Полной противоположностью своей жене был Ваган, тощий, жилистый, со впалыми щеками, много старше её. Когда-то он шил на заказ великолепную обувь, пользовался популярностью среди модниц, но уже давно отошёл от дел и теперь только принимал в починку старые башмаки. Над каждой парой он работал невероятно тщательно, скрупулёзно, пользуясь деревянными гвоздиками, похожими на патефонные иглы. Он держал их во рту и методично забивал, четко соблюдая одинаковый, выверенный интервал между ними. Мне доставляло удовольствие следить за его работой: это было не просто зрелище, а гимн умелым рукам. Прежде чем прибить набойку, он долго вымачивал кусок кожи в воде, потом так же долго и терпеливо стучал по ней молотком, словно готовил отбивную. К нему шли жители не только нашей улицы, но и всего района. Работал он добросовестно и брал недорого. Во время войны, когда народ изрядно поизносился, Вагану приносили не туфли, а форменные развалюхи. Он долго крутил обувь, осматривая её, как врач, со всех сторон, потом сердито спрашивал у владельца:
— Это што-пшто? — Клиент смущался, что-то просительным тоном виновато лепетал, а Ваган, бросив ботинок себе за спину, прямо на пол, изрекал: — Сегодня готово не будет! Завтра готово будет!
Счастливый посетитель, не веря своим ушам, заверял, что согласен ждать и дольше, лишь бы вернуть к жизни старые туфли.

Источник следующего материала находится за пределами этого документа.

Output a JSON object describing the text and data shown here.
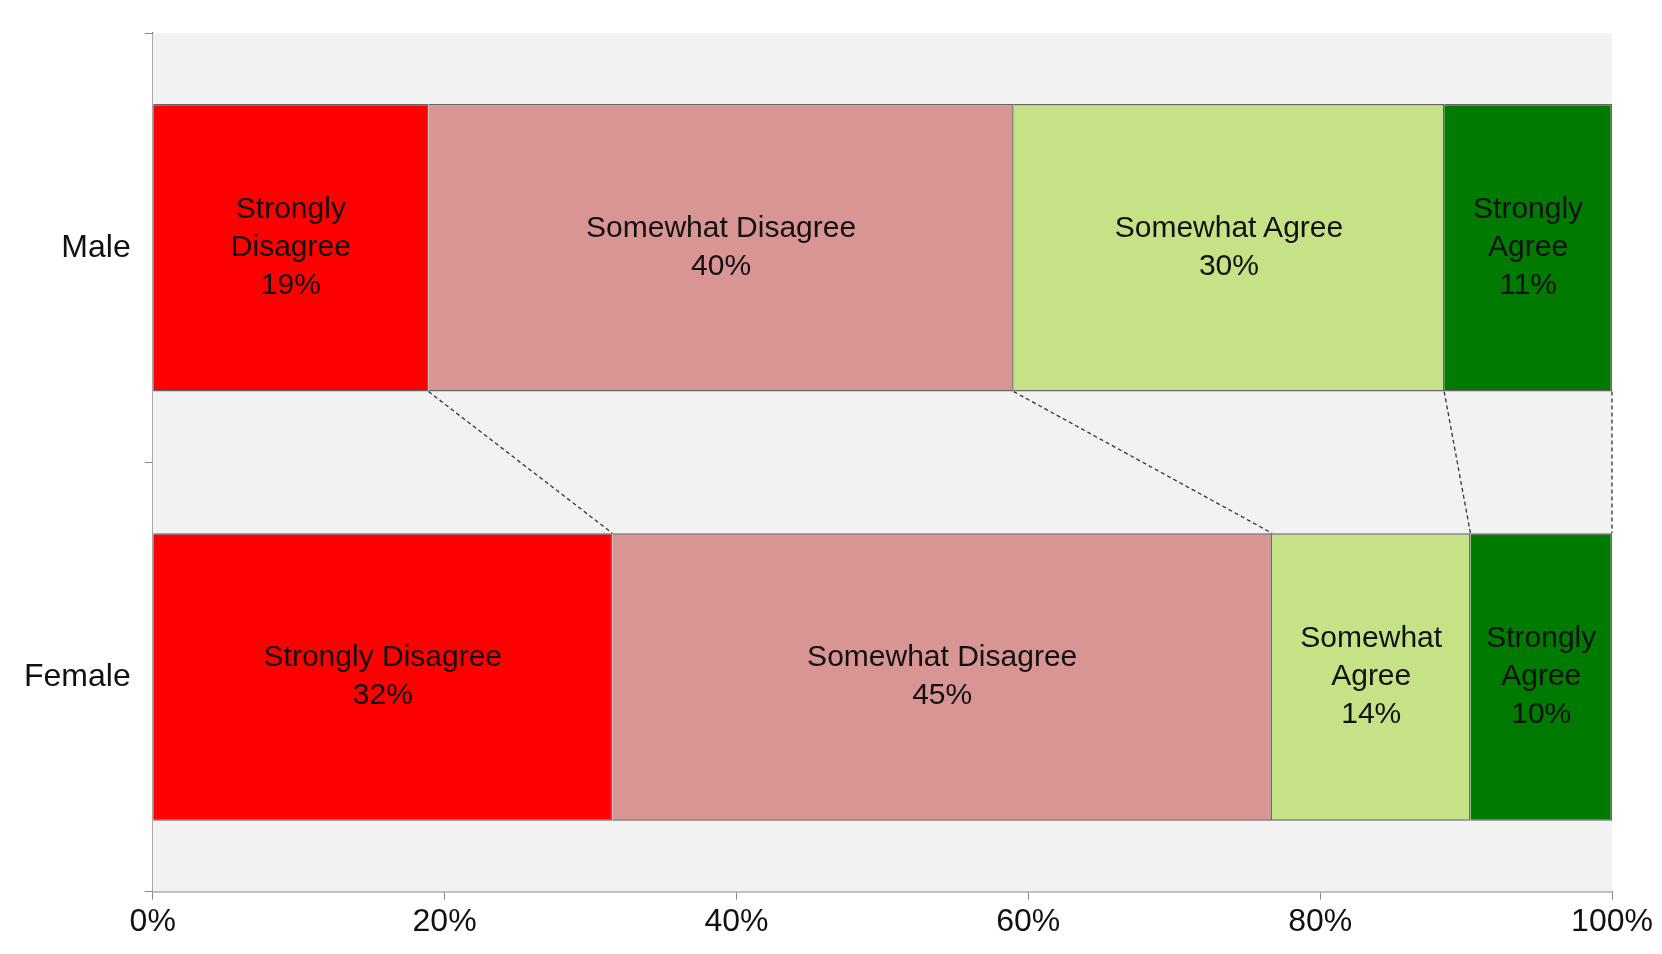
{
  "chart_data": {
    "type": "bar",
    "orientation": "horizontal",
    "stacked": true,
    "categories": [
      "Male",
      "Female"
    ],
    "series": [
      {
        "name": "Strongly Disagree",
        "color": "#ff0000",
        "values": [
          18.9,
          31.5
        ],
        "value_labels": [
          "19%",
          "32%"
        ]
      },
      {
        "name": "Somewhat Disagree",
        "color": "#d99594",
        "values": [
          40.1,
          45.2
        ],
        "value_labels": [
          "40%",
          "45%"
        ]
      },
      {
        "name": "Somewhat Agree",
        "color": "#c6e287",
        "values": [
          29.5,
          13.6
        ],
        "value_labels": [
          "30%",
          "14%"
        ]
      },
      {
        "name": "Strongly Agree",
        "color": "#007a00",
        "values": [
          11.5,
          9.7
        ],
        "value_labels": [
          "11%",
          "10%"
        ]
      }
    ],
    "xlim": [
      0,
      100
    ],
    "xticks": [
      {
        "value": 0,
        "label": "0%"
      },
      {
        "value": 20,
        "label": "20%"
      },
      {
        "value": 40,
        "label": "40%"
      },
      {
        "value": 60,
        "label": "60%"
      },
      {
        "value": 80,
        "label": "80%"
      },
      {
        "value": 100,
        "label": "100%"
      }
    ],
    "grid": false,
    "legend": false
  }
}
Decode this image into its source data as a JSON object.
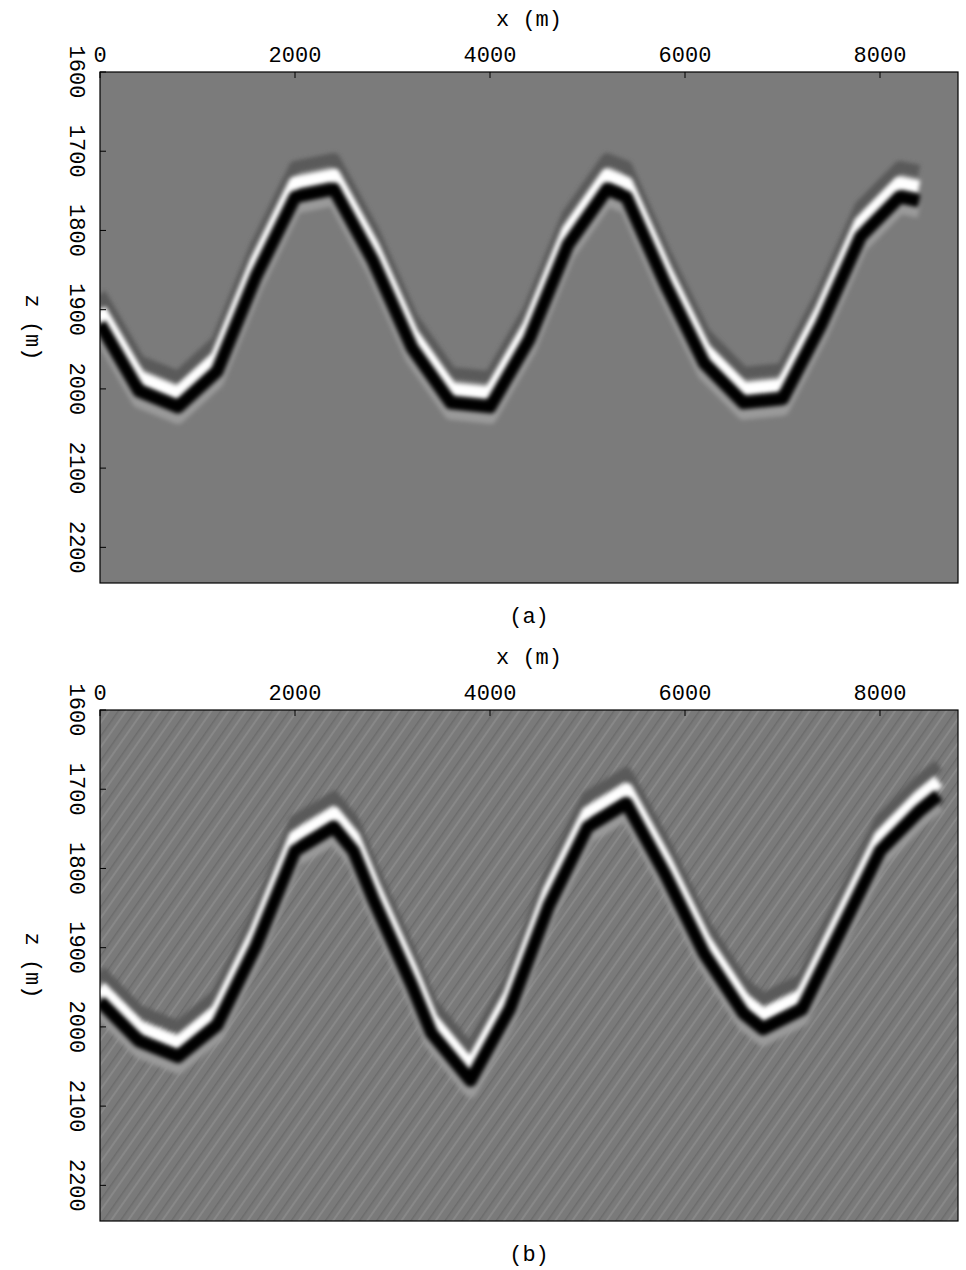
{
  "chart_data": [
    {
      "type": "seismic_image",
      "caption": "(a)",
      "x_label": "x (m)",
      "y_label": "z (m)",
      "xlim": [
        0,
        8800
      ],
      "xticks": [
        0,
        2000,
        4000,
        6000,
        8000
      ],
      "ylim": [
        1600,
        2245
      ],
      "yticks": [
        1600,
        1700,
        1800,
        1900,
        2000,
        2100,
        2200
      ],
      "series": [
        {
          "x": [
            0,
            400,
            800,
            1200,
            1600,
            2000,
            2400,
            2800,
            3200,
            3600,
            4000,
            4400,
            4800,
            5200,
            5400,
            5800,
            6200,
            6600,
            7000,
            7400,
            7800,
            8200,
            8400
          ],
          "values": [
            1900,
            1985,
            2005,
            1960,
            1840,
            1740,
            1730,
            1820,
            1930,
            2000,
            2005,
            1920,
            1800,
            1730,
            1740,
            1850,
            1950,
            2000,
            1995,
            1900,
            1790,
            1740,
            1745
          ]
        }
      ]
    },
    {
      "type": "seismic_image",
      "caption": "(b)",
      "x_label": "x (m)",
      "y_label": "z (m)",
      "xlim": [
        0,
        8800
      ],
      "xticks": [
        0,
        2000,
        4000,
        6000,
        8000
      ],
      "ylim": [
        1600,
        2245
      ],
      "yticks": [
        1600,
        1700,
        1800,
        1900,
        2000,
        2100,
        2200
      ],
      "series": [
        {
          "x": [
            0,
            400,
            800,
            1200,
            1600,
            2000,
            2400,
            2600,
            2800,
            3200,
            3400,
            3800,
            4200,
            4600,
            5000,
            5400,
            5800,
            6200,
            6600,
            6800,
            7200,
            7600,
            8000,
            8400,
            8600
          ],
          "values": [
            1950,
            2000,
            2020,
            1980,
            1880,
            1760,
            1730,
            1760,
            1820,
            1930,
            1990,
            2050,
            1960,
            1830,
            1730,
            1700,
            1790,
            1890,
            1965,
            1985,
            1960,
            1860,
            1760,
            1710,
            1690
          ]
        }
      ]
    }
  ]
}
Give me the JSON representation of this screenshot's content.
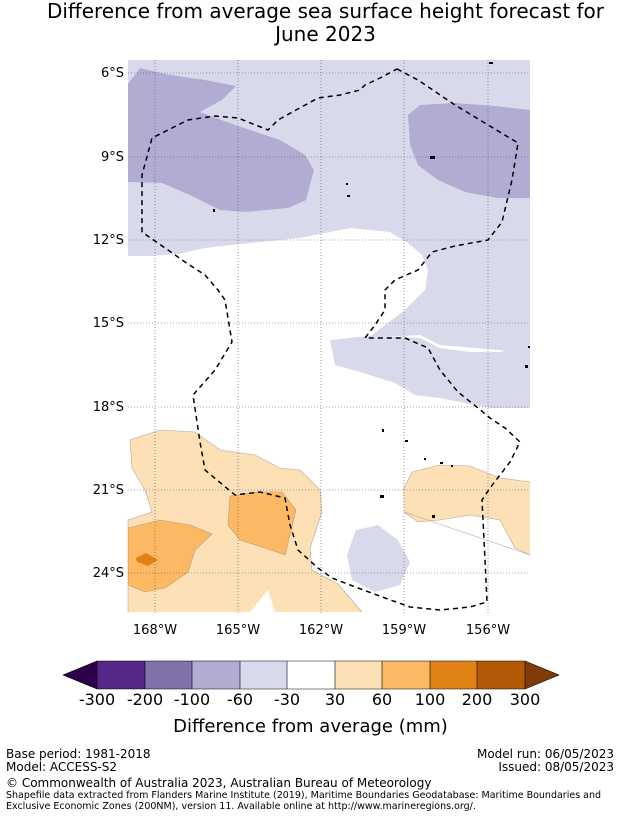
{
  "title": {
    "line1": "Difference from average sea surface height forecast for",
    "line2": "June 2023"
  },
  "map": {
    "lat_labels": [
      "6°S",
      "9°S",
      "12°S",
      "15°S",
      "18°S",
      "21°S",
      "24°S"
    ],
    "lon_labels": [
      "168°W",
      "165°W",
      "162°W",
      "159°W",
      "156°W"
    ],
    "extent": {
      "lon_min": -169.0,
      "lon_max": -154.5,
      "lat_min": -25.4,
      "lat_max": -5.5
    },
    "gridlines": true,
    "boundary_style": "dashed black line (EEZ)"
  },
  "colorbar": {
    "ticks": [
      "-300",
      "-200",
      "-100",
      "-60",
      "-30",
      "30",
      "60",
      "100",
      "200",
      "300"
    ],
    "label": "Difference from average (mm)",
    "colors": {
      "below_-300": "#2d004b",
      "-300_-200": "#542788",
      "-200_-100": "#8073ac",
      "-100_-60": "#b2abd2",
      "-60_-30": "#d8daeb",
      "-30_30": "#ffffff",
      "30_60": "#fee0b6",
      "60_100": "#fdb863",
      "100_200": "#e08214",
      "200_300": "#b35806",
      "above_300": "#7f3b08"
    }
  },
  "footer": {
    "base_period": "Base period: 1981-2018",
    "model": "Model: ACCESS-S2",
    "model_run": "Model run: 06/05/2023",
    "issued": "Issued: 08/05/2023",
    "copyright": "© Commonwealth of Australia 2023, Australian Bureau of Meteorology",
    "shapefile_line1": "Shapefile data extracted from Flanders Marine Institute (2019), Maritime Boundaries Geodatabase: Maritime Boundaries and",
    "shapefile_line2": "Exclusive Economic Zones (200NM), version 11. Available online at http://www.marineregions.org/."
  }
}
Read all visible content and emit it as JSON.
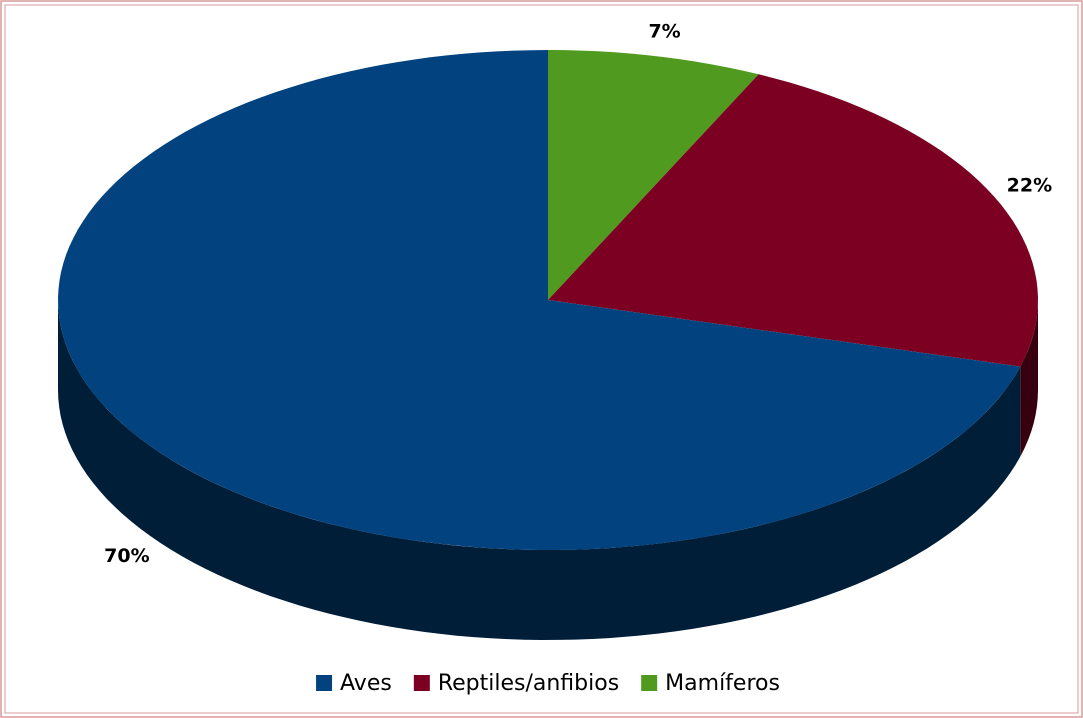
{
  "chart_data": {
    "type": "pie",
    "three_d": true,
    "categories": [
      "Aves",
      "Reptiles/anfibios",
      "Mamíferos"
    ],
    "values": [
      70,
      22,
      7
    ],
    "value_labels": [
      "70%",
      "22%",
      "7%"
    ],
    "colors": [
      "#02437f",
      "#7b0021",
      "#4f9a1f"
    ],
    "legend": "bottom"
  }
}
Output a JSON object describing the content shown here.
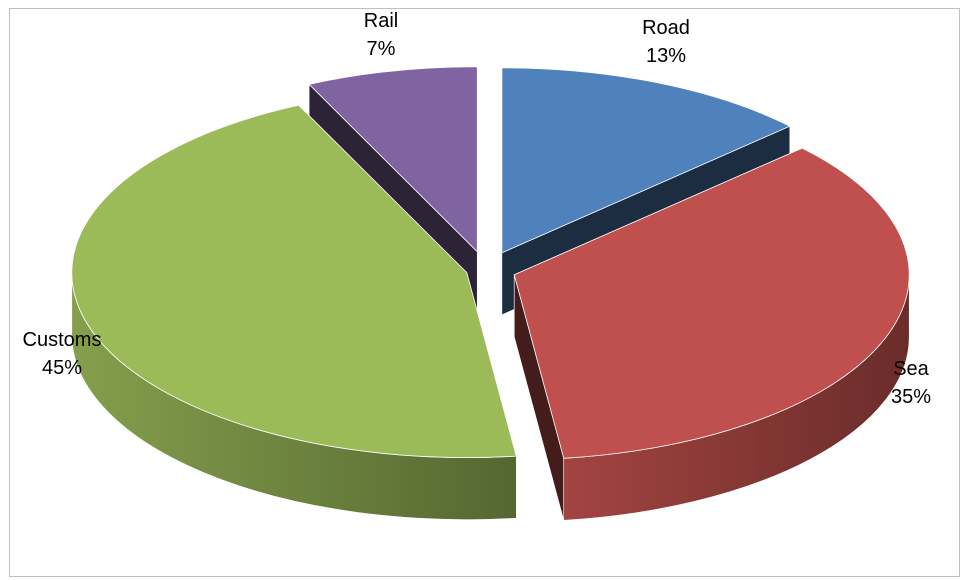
{
  "chart_data": {
    "type": "pie",
    "title": "",
    "three_d": true,
    "exploded": true,
    "legend": "none",
    "slices": [
      {
        "name": "Road",
        "value": 13,
        "label": "13%",
        "color": "#4f81bd"
      },
      {
        "name": "Sea",
        "value": 35,
        "label": "35%",
        "color": "#c0504d"
      },
      {
        "name": "Customs",
        "value": 45,
        "label": "45%",
        "color": "#9bbb59"
      },
      {
        "name": "Rail",
        "value": 7,
        "label": "7%",
        "color": "#8064a2"
      }
    ]
  }
}
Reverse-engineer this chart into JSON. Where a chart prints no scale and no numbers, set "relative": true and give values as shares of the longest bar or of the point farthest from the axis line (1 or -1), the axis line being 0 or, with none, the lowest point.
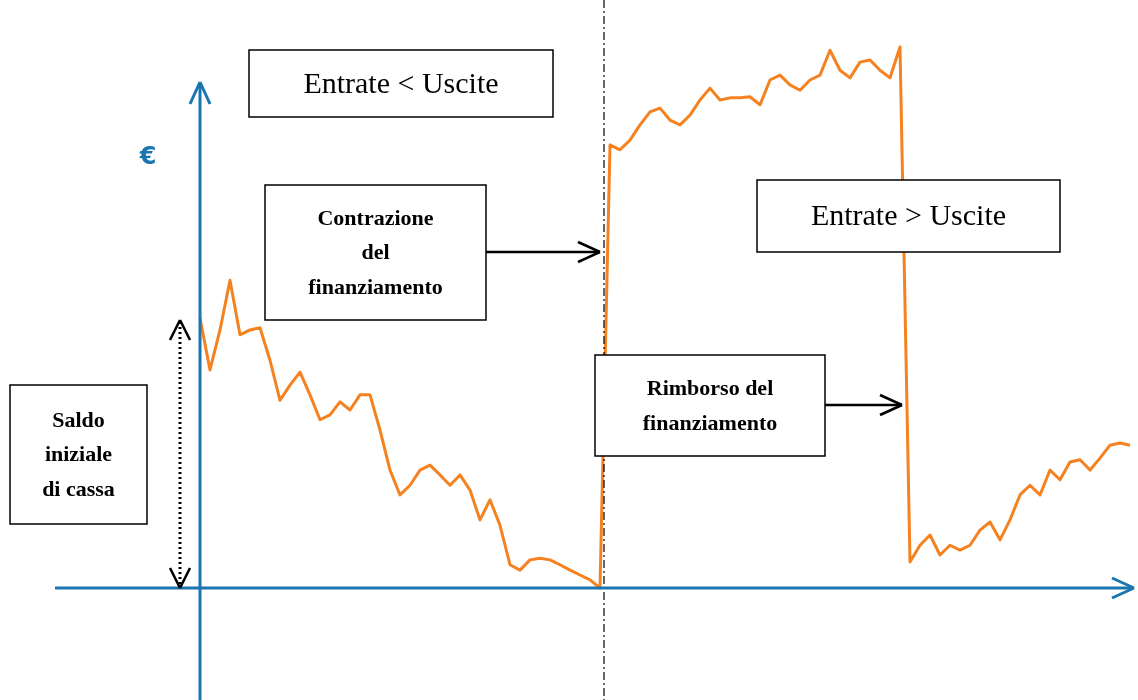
{
  "chart_data": {
    "type": "line",
    "relative": true,
    "ylabel": "€",
    "categories": [
      null,
      null,
      null,
      null,
      null,
      null,
      null,
      null,
      null,
      null,
      null,
      null,
      null,
      null,
      null,
      null,
      null,
      null,
      null,
      null,
      null,
      null,
      null,
      null,
      null,
      null,
      null,
      null,
      null,
      null,
      null,
      null,
      null,
      null,
      null,
      null,
      null,
      null,
      null,
      null,
      null,
      null,
      null,
      null,
      null,
      null,
      null,
      null,
      null,
      null,
      null,
      null,
      null,
      null,
      null,
      null,
      null,
      null,
      null,
      null,
      null,
      null,
      null,
      null,
      null,
      null,
      null,
      null,
      null,
      null,
      null,
      null,
      null,
      null,
      null,
      null,
      null,
      null,
      null,
      null,
      null,
      null,
      null,
      null,
      null,
      null,
      null,
      null,
      null,
      null,
      null,
      null,
      null,
      null,
      null,
      null,
      null,
      null,
      null,
      null,
      null,
      null,
      null,
      null,
      null,
      null,
      null,
      null
    ],
    "series": [
      {
        "color": "#f58220",
        "values": [
          null,
          null,
          null,
          null,
          null,
          null,
          null,
          null,
          null,
          null,
          null,
          null,
          null,
          null,
          0.499,
          0.403,
          0.477,
          0.569,
          0.468,
          0.477,
          0.481,
          0.421,
          0.347,
          0.375,
          0.399,
          0.357,
          0.311,
          0.32,
          0.344,
          0.329,
          0.357,
          0.357,
          0.292,
          0.218,
          0.172,
          0.19,
          0.218,
          0.227,
          0.209,
          0.19,
          0.209,
          0.181,
          0.126,
          0.163,
          0.116,
          0.043,
          0.033,
          0.052,
          0.055,
          0.052,
          0.043,
          0.033,
          0.024,
          0.015,
          0,
          0.819,
          0.81,
          0.828,
          0.856,
          0.88,
          0.887,
          0.865,
          0.856,
          0.874,
          0.902,
          0.924,
          0.902,
          0.906,
          0.906,
          0.908,
          0.893,
          0.939,
          0.948,
          0.93,
          0.92,
          0.939,
          0.948,
          0.994,
          0.957,
          0.943,
          0.972,
          0.976,
          0.957,
          0.943,
          1,
          0.048,
          0.079,
          0.098,
          0.061,
          0.079,
          0.07,
          0.079,
          0.107,
          0.122,
          0.089,
          0.126,
          0.172,
          0.19,
          0.172,
          0.218,
          0.2,
          0.233,
          0.237,
          0.218,
          0.24,
          0.264,
          0.268,
          0.264
        ]
      }
    ],
    "annotations": [
      "Entrate < Uscite",
      "Contrazione del finanziamento",
      "Entrate > Uscite",
      "Rimborso del finanziamento",
      "Saldo iniziale di cassa"
    ]
  }
}
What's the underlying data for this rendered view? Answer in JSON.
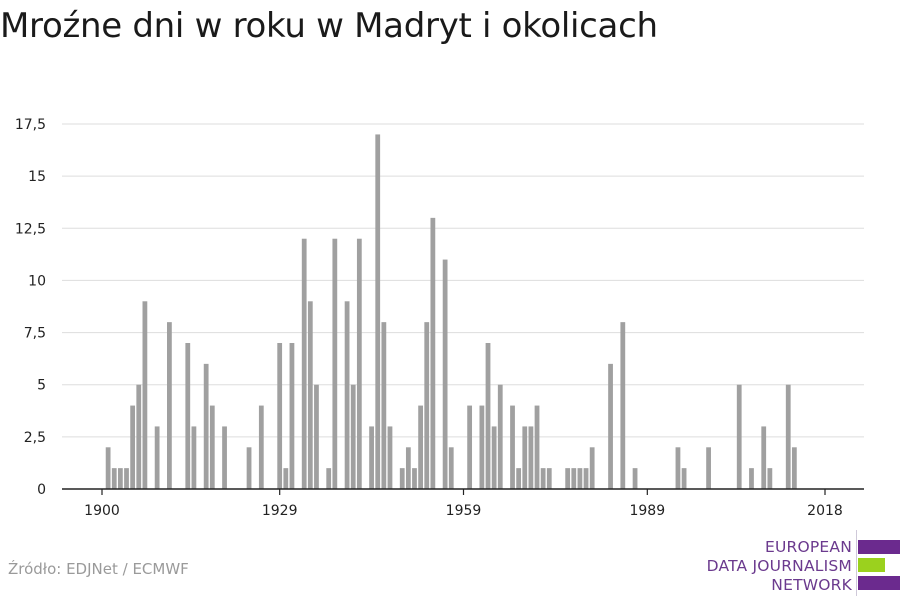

— Я сказал завтра — значит завтра! — ворчливо возражал Ваган и продолжал работать над предыдущей парой, ухитряясь при этом курить папиросу и читать свежую газету. Он всегда выписывал две газеты: одну на русском языке, другую — на армянском, пристально следил за политическими новостями и не упускал случая поделиться почерпнутыми сведениями с любым соседом. Его протесты против визитов Самсона тётя Юля громогласно пресекала:
— А пирожные его кушать любишь?
Ворота в наш двор то и дело приоткрывались, очередной клиент, просунув голову, громко спрашивал: «Ваган дома?» — и, если ему отвечали утвердительно, входил. Обычно Ваган сидел на балконе или в глубине двора, когда позволяла погода. Этот вопрос, «Ваган дома?», звучал так часто, что однажды маленький мальчик, услышав по радио арию Ленского, начинающуюся словами: «В вашем доме, в вашем доме…», бросился к своей маме, крича с восторгом первооткрывателя:
— Мама, мама! По радио поют: «Ваган дома, Ваган дома!»
В нашем дворе периодически появлялись нищие, привлекая внимание свободных от дел соседей. Они не просто нищие в привычном смысле этого слова, они ничего не просят — они «выступают», как сказал однажды дядя Ясон. Это, впрочем, не означает, что вознаграждения не последует. У каждого из них свой репертуар, своя изюминка, свой коронный номер. Вот прелестная стройная молодая женщина с красивым высоким голосом пронзительно поёт грустные песни, романсы, арии из опер. Говорят, она училась в консерватории, но сошла с ума и теперь ходит по дворам и поёт. На ней всегда длинное пальто, которое женщина перед уходом на мгновение распахивает — она совершенно голая! — и тут же туго запахивается. Всё происходит в какие-то доли секунды, так что кажется, будто нам это почудилось.